The Marlins mounted a rally in the eighth inning against Peter Fairbanks. Catcher Jorge Alfaro singled with one out and stole second base. Garrett Cooper walked and after a mound visit by pitching coach Kyle Snyder Fairbanks retired Corey Dickerson on a fly out to center.

Tampa Bay had a chance to add on in the top of the ninth against Ross Detwiler. Kevin Kiermaier and Willy Adames delivered back to back singles and Adam Cimber came on to replace Detwiler. Mike Zunino drew a walk to load the bases for Manuel Margot who grounded to third in a 9-pitch at-bat ending the inning.

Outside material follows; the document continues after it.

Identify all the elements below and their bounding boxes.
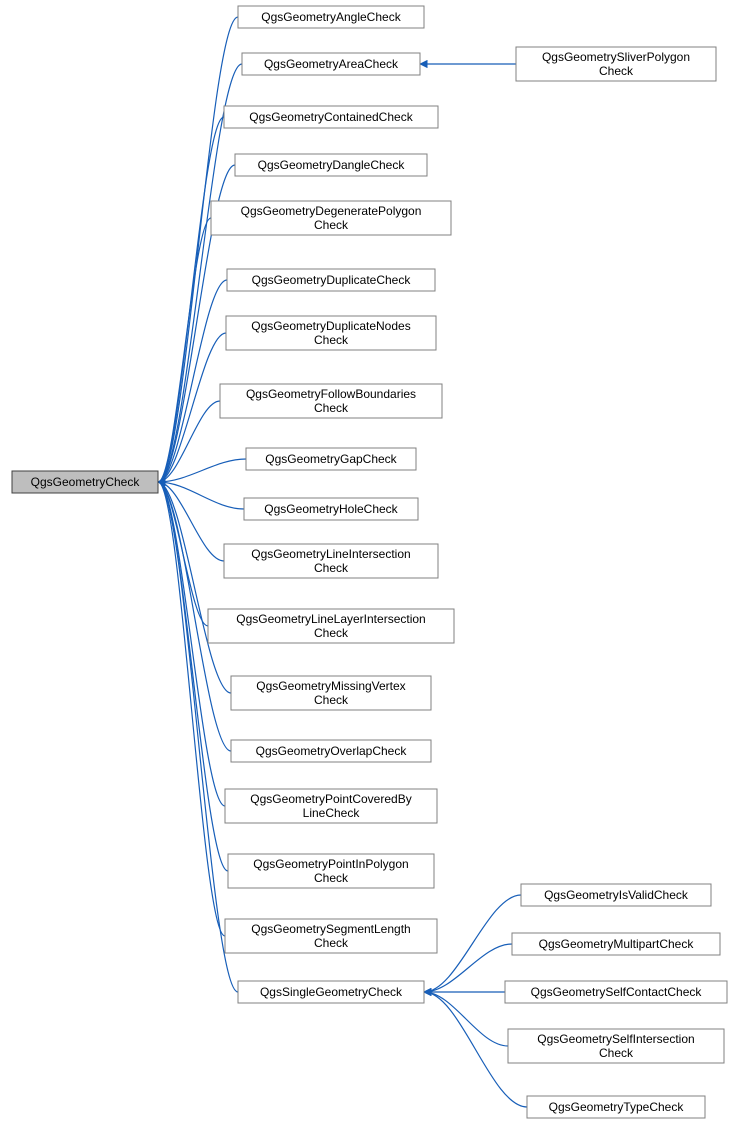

Rays Open Year Still Struggling In Two Areas:

Two areas the Rays are looking to improve on this season is batting with runners in scoring position and reducing the strike outs. The two areas remained a problem in the opener as they finished the game 0-for 5 with runners in scoring position and struck out 12 times.

The inability to hit in the clutch means more than likely the Rays will be involved in close games. Last season they played 33 games decided by two runs or less tied with the Houston Astros and Toronto Blue Jays for most in the majors. The Rays went 23-10 (.667 win%) in those games, which was the best winning percentage in the majors.

Rays Pen Solid:

Without Nick Anderson the Rays turned to Ryan Thompson to work the seventh, Pete Fairbanks to work the eighth, and Diego Castillo to close the game in the ninth. The trio allowed two hits while striking out and walking one. Glasnow said after the game the bullpen “was amazing as always, it was like we just picked up from years prior. It’s that weird feeling of when they do come in you have so much confidence because I’ve seen them do it for so many times.”

Fans Welcomed Back:

The game was played in front of 7,062 fans. The Marlins have permission to operate at 27% capacity.

Up Next For Rays:

Tampa Bay Rays’ Ryan Yarbrough delivers a pitch during the first inning of a baseball game against the Miami Marlins, Friday, Aug. 28, 2020, in Miami. (AP Photo/Wilfredo Lee)

The Rays and Marlins will meet up again Friday night at 7:10. Ryan Yarbrough (1-4, 3.56 ERA in 2020) will take the mound for Tampa Bay. Miami counters with Pablo Lopez (5-4, 3.61 in 2020).